In short, the years of the Irish Famine were central to the development of Irish Montreal.  And perhaps more to the point, following the Famine, Irish emigration to Montreal (and Canada as a whole), dried up.  Thus, in many ways, the Irish of Montreal were able to integrate and assimilate into the wider city.  They shared a language with the economically dominant group, a religion with the numerically dominant.  And the growing stability of the population aided in this process.  In short, in some ways, the Irish experience was not as fraught in Montreal as it was in other diasporic locations, where nativism and anti-Irish sentiment held sway.

 

The Montreal Irish Memorial Park Foundation kicked into gear last year, with its plan  to build a proper memorial.  The goal, according to the Foundation’s website, is to create a memorial park that would include playing fields for Irish sports, a theatre, and a museum on the site.  This park would be strategically located, and presumably would be connected to the Lachine Canal National Historic Site nearby, which is itself a heavily-used park.

The Foundation appears to have had all of its ducks lined up, with support from the Irish community, corporate Montreal, and the Mayor’s office.  The Irish Embassy in Ottawa was also supportive, willing to kick in some money (as it had with the Toronto Famine Memorial).

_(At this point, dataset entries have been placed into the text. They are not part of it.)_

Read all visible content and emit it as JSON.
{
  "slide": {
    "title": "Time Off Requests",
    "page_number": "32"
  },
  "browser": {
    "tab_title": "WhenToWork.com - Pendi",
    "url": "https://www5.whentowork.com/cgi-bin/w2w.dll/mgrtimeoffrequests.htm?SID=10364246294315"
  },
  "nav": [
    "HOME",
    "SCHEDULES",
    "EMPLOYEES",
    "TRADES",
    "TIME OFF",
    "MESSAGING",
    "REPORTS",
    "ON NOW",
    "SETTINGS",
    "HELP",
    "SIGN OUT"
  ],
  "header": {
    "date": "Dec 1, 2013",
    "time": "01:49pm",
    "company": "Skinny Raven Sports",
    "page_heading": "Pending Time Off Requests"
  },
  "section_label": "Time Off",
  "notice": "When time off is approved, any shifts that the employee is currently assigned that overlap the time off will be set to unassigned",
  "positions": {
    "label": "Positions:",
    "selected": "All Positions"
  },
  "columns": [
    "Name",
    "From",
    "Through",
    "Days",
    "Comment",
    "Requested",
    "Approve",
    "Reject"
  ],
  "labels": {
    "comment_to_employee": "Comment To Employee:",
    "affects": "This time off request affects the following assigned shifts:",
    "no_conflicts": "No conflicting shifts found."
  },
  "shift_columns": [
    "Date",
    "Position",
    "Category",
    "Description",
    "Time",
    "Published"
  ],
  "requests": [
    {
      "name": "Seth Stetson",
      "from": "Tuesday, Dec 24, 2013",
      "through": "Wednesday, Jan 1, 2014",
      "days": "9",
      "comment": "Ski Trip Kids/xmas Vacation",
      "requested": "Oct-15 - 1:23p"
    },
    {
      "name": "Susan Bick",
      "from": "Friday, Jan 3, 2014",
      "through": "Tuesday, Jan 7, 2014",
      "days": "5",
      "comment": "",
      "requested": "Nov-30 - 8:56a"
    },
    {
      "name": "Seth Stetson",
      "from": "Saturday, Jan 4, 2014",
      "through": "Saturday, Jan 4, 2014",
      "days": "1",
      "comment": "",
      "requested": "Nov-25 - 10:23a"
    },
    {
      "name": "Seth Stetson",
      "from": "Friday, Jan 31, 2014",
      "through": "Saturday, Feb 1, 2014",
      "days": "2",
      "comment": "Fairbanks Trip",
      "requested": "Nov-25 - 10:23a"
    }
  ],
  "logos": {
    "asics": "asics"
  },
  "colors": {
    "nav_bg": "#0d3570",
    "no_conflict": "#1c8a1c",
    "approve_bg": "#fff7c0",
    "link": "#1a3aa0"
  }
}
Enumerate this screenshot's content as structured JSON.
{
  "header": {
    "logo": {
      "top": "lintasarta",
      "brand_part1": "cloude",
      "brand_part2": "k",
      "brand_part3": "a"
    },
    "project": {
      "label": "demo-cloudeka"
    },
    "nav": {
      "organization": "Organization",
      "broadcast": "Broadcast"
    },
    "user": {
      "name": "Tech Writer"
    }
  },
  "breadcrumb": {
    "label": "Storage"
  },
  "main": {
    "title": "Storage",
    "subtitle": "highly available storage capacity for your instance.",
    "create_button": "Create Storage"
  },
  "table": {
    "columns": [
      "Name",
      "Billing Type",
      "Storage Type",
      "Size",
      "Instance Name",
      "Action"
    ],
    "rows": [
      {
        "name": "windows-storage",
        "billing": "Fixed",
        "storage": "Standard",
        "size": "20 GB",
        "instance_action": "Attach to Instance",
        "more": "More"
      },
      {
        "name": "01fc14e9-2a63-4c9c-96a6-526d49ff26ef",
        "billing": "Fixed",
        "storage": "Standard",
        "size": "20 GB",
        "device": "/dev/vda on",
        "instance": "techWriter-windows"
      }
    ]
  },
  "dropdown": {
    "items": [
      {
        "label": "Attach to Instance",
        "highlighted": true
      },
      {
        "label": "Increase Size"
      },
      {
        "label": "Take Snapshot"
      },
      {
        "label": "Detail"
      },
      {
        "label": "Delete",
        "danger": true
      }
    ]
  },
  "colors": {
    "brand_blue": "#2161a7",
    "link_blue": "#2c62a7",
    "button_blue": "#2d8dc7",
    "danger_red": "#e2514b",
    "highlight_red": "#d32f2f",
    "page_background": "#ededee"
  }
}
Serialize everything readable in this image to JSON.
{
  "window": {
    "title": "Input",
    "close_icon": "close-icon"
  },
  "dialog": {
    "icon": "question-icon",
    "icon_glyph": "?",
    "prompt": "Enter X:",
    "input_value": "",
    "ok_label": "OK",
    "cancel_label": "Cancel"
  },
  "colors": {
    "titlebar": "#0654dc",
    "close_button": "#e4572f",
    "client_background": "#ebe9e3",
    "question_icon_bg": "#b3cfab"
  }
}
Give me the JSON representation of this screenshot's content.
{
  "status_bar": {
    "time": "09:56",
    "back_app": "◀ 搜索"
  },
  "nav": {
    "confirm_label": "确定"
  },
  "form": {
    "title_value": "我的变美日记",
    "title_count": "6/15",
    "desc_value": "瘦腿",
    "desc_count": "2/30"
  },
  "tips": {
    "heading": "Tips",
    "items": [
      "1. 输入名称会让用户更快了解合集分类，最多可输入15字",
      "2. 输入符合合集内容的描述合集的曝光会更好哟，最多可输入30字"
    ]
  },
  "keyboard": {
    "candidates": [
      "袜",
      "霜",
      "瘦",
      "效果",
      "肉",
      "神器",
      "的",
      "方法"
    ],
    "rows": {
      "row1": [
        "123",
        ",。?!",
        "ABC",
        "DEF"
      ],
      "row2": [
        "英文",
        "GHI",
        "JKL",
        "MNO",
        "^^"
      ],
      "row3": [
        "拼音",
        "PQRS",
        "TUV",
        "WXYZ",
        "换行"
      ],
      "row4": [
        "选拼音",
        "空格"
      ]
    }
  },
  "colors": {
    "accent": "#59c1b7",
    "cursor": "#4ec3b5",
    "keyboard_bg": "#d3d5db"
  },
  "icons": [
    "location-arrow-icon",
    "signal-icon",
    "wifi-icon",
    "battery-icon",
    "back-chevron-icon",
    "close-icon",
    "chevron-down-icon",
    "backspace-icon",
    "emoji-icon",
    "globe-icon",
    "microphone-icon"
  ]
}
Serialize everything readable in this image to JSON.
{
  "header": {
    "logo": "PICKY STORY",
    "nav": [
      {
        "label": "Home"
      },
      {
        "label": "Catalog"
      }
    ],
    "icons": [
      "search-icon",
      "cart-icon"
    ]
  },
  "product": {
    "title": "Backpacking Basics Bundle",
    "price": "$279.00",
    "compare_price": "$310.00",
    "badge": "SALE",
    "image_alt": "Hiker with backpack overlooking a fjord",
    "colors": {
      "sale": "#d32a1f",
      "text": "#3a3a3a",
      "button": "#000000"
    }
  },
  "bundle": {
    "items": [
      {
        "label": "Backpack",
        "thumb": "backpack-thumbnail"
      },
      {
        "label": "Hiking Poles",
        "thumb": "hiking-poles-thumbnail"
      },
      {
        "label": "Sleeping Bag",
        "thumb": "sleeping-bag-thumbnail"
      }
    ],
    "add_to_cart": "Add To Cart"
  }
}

And then, a few weeks ago, the land that it proposed to acquire for the park was sold by the Canada Lands Company (a Crown corporation that deals with public land) to Hydro-Québec, which wants to build a sub-station there, ironically due to the massive redevelopment of Griffintown.  And while there is allegedly a clause in the sale requiring Hydro-Québec to build a monument to the Famine dead, that’s cold comfort.  Who is going to go look at a monument along a busy road next to an sub-station?

And so, at least for now, the dream of a proper memorial to the Famine refugees in Montreal is dead.  This year marks the 375th anniversary of the founding of Montreal, but it is also the 160th anniversary of Black ’47.

I have a hard time believing that something like this would happen in any other city.  A project with community, corporate and political support got derailed by two Crown corporations.  I don’t quite understand how this could have come as a surprise, as in, how did the Foundation not know that Canada Lands was negotiation with Hydro-Québec?  Then again, this is Montreal, so that is also entirely within the realm of possibility.  And this entire affair is so typically Montreal.